Henrietta Jones
Henrietta Jones

Reputation: 21

Object Oriented Tic Tac Toe in Python

I'm writing a program for a Python class. It must use OOP to create a Tic Tac Toe game. There are a few requirements that I have completed. The final requirement is that the computer player must be 'smart' - doing things like blocking, playing consecutive spots when it can, and so forth. My professor didn't really give us any instruction on how to do this, so I'm a bit baffled.

Where I'm at right now in the program is attempting to provide a check for whether or not the player is one move away from winning via horizontal row. Here's my code (it's extremely messy and inefficient, I know).

from random import randint

class TTT:
    board = [[' ' for row in range(3)] for col in range(3)]
    currentgame = []

    def print(self):
        print("\n-----\n".join(["|".join(row) for row in self.board]))

    def mark(self,pos,mark):
        x,y = pos
        self.board[x][y] = mark

    def win(self,mark):
        if mark == self.board[0][0] == self.board[1][1] == self.board[2][2]:
            return True
        if mark == self.board[2][0] == self.board[1][1] == self.board[0][2]:
            return True
        elif mark == self.board[0][0] == self.board[1][0] == self.board[2][0]:
            return True
        elif mark == self.board[1][0] == self.board[1][1] == self.board[1][2]:
            return True
        elif mark == self.board[0][1] == self.board[1][1] == self.board[2][1]:
            return True
        elif mark == self.board[0][2] == self.board[1][2] == self.board[2][2]:
            return True
        elif mark == self.board[0][0] == self.board[0][1] == self.board[0][2]:
            return True
        elif mark == self.board[2][0] == self.board[2][1] == self.board[2][2]:
            return True
        else:
            return False

    def choose(self,mark):
        if self.board == [[' ', ' ', ' '], [' ', ' ', ' '], [' ', ' ', ' ']]:
            self.mark((randint(0,2),randint(0,2)),mark)

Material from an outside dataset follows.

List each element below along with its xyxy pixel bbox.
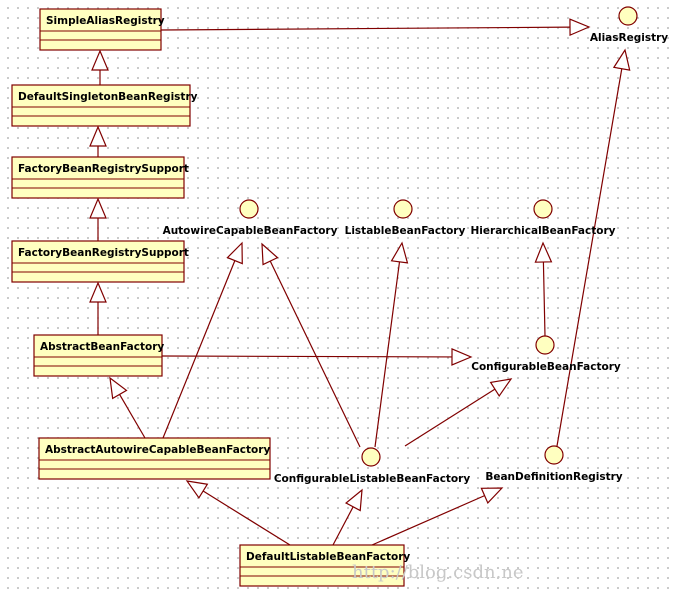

    def choose(self,mark):
        spotx = randint(0,2)
        spoty = randint(0,2)
        if self.board[spotx][spoty] == ' ':
            self.mark((spotx,spoty),mark)
        else:
            self.choose(mark)


    def choose(self,mark):
        spotx = randint(0,2)
        spoty = randint(0,2)
        if self.rowabouttowin(mark) == (0,0) or (0,1) or (0,2) or (1,0) or (1,1) or (1,2) or (2,0) or (2,1) or (2,2):
            self.mark((self.rowabouttowin(mark)),mark)
        if self.legalspace(spotx,spoty):
            self.mark((spotx,spoty),mark)
        else:
            self.choose(mark)


    def legalspace(self,spotx,spoty):
        if self.board[spotx][spoty] == ' ':
            return True
        else:
            return False


    def rowabouttowin(self,mark):
        for row in range(3):
            if self.board[row] == [mark,mark,'']:
                return (row,2)
            if self.board[row] == [mark,'',mark]:
                return (row,1)
            if self.board[row] == ['',mark,mark]:
                return (row,0)
            else:
                return 4

My problem is that I get an error message:

Traceback (most recent call last):
  File "<pyshell#194>", line 1, in <module>
    x.choose('x')
  File "/Users/richiehoffman/Documents/Python Programs/Tic Tac Toe.py", line 64, in choose
    self.mark((self.rowabouttowin(mark)),mark)
  File "/Users/richiehoffman/Documents/Python Programs/Tic Tac Toe.py", line 23, in mark
    x,y = pos
TypeError: 'int' object is not iterable

I'm frankly out of my zone of knowledge here, as the assignment is significantly beyond what the couple of days in class we spent on object oriented Python. I'm sure that I made an error at some point in the choose or the rowabouttowin methods that is outputting an integer instead of some iterable data.

Any help?

Upvotes: 1

Views: 1567

Answers (1)

Julien Vivenot
Julien Vivenot

Reputation: 2250

def rowabouttowin(self,mark):
    [...]
    return 4

This returns an int instead of (int,int) as expected in self.mark()

By the way, I believe your code would be far more readable if you did not use the same names (such as mark) for both variables, methods, and parameters.